Question

I am trying to map a 256*256 texture onto a cube. When i do so, the front and rear faces are as expected, the left and right faces are inverted in the z direction and the top and bottom faces are "smudged" into a repeating blur. This issue im having has been covered previously, however the only solutions i can find are to use quads, which arent available in Androids implementation of OpenGL ES2.0, or to create a vertex list that contains the verticies for all faces (rather than just the 8 vertices) and then to reference them with indices 0-23 (rather than 0-7).
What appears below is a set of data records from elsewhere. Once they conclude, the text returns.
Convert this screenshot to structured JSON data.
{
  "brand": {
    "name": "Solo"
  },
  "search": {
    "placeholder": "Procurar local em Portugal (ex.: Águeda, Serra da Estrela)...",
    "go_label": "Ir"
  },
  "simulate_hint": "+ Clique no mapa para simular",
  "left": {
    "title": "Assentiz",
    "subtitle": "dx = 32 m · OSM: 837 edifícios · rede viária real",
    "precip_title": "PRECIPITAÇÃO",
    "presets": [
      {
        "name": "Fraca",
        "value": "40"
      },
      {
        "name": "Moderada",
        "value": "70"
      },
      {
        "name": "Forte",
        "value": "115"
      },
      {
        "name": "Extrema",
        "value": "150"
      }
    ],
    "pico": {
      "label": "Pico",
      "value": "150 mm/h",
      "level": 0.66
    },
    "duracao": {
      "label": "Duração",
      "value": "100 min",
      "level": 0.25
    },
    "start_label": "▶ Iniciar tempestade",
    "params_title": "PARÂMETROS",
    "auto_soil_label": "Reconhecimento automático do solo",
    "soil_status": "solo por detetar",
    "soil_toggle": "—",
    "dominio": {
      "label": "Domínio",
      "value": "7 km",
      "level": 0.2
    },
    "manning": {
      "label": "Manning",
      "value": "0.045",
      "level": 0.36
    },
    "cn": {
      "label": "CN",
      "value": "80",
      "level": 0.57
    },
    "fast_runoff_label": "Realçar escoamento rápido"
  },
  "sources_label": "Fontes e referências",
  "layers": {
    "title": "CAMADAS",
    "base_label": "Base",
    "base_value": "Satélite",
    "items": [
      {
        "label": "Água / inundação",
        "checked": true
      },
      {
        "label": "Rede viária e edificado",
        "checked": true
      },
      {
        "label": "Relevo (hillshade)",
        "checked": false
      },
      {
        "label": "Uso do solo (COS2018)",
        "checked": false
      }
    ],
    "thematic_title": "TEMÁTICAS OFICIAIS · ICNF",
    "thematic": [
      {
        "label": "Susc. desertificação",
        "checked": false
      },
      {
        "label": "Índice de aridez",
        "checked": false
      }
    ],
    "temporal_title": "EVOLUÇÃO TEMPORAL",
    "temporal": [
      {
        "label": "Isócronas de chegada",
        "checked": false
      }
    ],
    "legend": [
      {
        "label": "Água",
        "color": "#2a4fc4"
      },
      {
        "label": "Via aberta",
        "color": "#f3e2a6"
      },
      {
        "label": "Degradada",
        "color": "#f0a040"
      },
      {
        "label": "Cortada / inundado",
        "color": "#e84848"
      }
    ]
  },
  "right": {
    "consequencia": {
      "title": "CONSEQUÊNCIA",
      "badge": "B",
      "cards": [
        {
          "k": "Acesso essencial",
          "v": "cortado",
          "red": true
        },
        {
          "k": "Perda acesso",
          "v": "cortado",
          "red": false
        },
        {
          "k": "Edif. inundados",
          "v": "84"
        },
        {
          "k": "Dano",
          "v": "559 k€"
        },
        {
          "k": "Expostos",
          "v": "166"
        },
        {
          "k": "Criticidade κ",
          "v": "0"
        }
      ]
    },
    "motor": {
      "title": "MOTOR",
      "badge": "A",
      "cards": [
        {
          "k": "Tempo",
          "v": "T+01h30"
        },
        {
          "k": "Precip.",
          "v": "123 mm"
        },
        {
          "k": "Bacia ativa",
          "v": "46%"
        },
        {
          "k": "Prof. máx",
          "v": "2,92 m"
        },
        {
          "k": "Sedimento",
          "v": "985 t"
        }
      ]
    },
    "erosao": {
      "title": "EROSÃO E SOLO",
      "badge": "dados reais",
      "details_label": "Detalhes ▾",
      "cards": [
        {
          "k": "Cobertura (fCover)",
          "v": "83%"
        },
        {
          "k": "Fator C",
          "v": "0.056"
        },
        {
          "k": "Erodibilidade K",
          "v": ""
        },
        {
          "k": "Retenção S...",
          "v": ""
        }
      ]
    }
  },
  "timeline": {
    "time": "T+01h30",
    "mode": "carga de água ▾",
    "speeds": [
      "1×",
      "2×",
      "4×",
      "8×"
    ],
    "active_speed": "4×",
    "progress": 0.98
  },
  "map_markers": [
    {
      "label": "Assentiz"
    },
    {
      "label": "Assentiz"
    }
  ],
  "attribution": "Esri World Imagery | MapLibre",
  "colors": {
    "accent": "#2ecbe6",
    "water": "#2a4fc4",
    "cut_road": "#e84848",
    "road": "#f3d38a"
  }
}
The code im using that gives the result above is as follows:

private float vertices[] = {

    //Front 
    -1.0f, -1.0f, 1.0f,  //0 Bottom Left
    1.0f, -1.0f, 1.0f,  //1 Bottom Right
    -1.0f, 1.0f, 1.0f,  //2 Top Left
    1.0f, 1.0f, 1.0f,  //3 Top Right

    //Back
    -1.0f, -1.0f, -1.0f, //4 Bottom Left
    1.0f, -1.0f, -1.0f, //5 Bottom Right
    -1.0f, 1.0f, -1.0f, //6 Top Left        
    1.0f, 1.0f, -1.0f //7 Top Right 
};

//Order to draw points in vertices array
private short indices[] = {
    //Faces definition
    0,1,2, 2,1,3, //Front
    5,4,7, 7,4,6, //Back
    1,5,3, 3,5,7, //Right 
    4,0,6, 6,0,2, //Left
    2,3,6, 6,3,7, //Top
    4,5,0, 0,5,1 //Bottom
};

private float textureVertices[] = {
    0.0f, 1.0f, //Front
    1.0f, 1.0f, 
    0.0f, 0.0f,
    1.0f, 0.0f,

    1.0f, 1.0f, //Back
    0.0f, 1.0f, 
    1.0f, 0.0f,
    0.0f, 0.0f,

    1.0f, 1.0f,
    0.0f, 1.0f, //Right 
    1.0f, 0.0f,
    0.0f, 0.0f,

    1.0f, 1.0f, //Left
    0.0f, 1.0f, 
    1.0f, 0.0f,
    0.0f, 0.0f,

    0.0f, 1.0f, //Top
    1.0f, 1.0f, 
    0.0f, 0.0f,
    1.0f, 0.0f,

    0.0f, 1.0f, //Bottom
    1.0f, 1.0f, 
    0.0f, 0.0f,
    1.0f, 0.0f

};

public void draw(GL10 gl){
    gl.glBindTexture(GL10.GL_TEXTURE_2D, textureIDs[0]);

    gl.glEnable(GL10.GL_CULL_FACE);
    gl.glEnableClientState(GL10.GL_VERTEX_ARRAY);
    gl.glEnableClientState(GL10.GL_TEXTURE_COORD_ARRAY);

    gl.glFrontFace(GL10.GL_CCW);
    gl.glCullFace(GL10.GL_BACK);

    gl.glVertexPointer(3, GL10.GL_FLOAT, 0, verticesBuffer); 
    gl.glTexCoordPointer(2, GL10.GL_FLOAT, 0, textureBuffer); 
    gl.glDrawElements(GL10.GL_TRIANGLES, indices.length,GL10.GL_UNSIGNED_SHORT,indicesBuffer);

    gl.glDisableClientState(GL10.GL_VERTEX_ARRAY);
    gl.glDisableClientState(GL10.GL_TEXTURE_COORD_ARRAY);
    gl.glDisable(GL10.GL_CULL_FACE);
}

I think the accepted answer in the post Mapping a square texture to a triangle nearly covers what im after, if it is indeed possible to index and texture in the way that i am expected to.

Was it helpful?

Solution

Your vertices array should match the layout of textureVertices array. That means that 8 vertices are not enought to render textured cube, beacuase the vertices at the same position might have different texture coordinates depending on what face they belong to, because indices are indices into both the texture and vertex array.

Consider a cube rotated so that an edge faces You. On the left side of the edge, the texture ends. On the right side, the texture starts.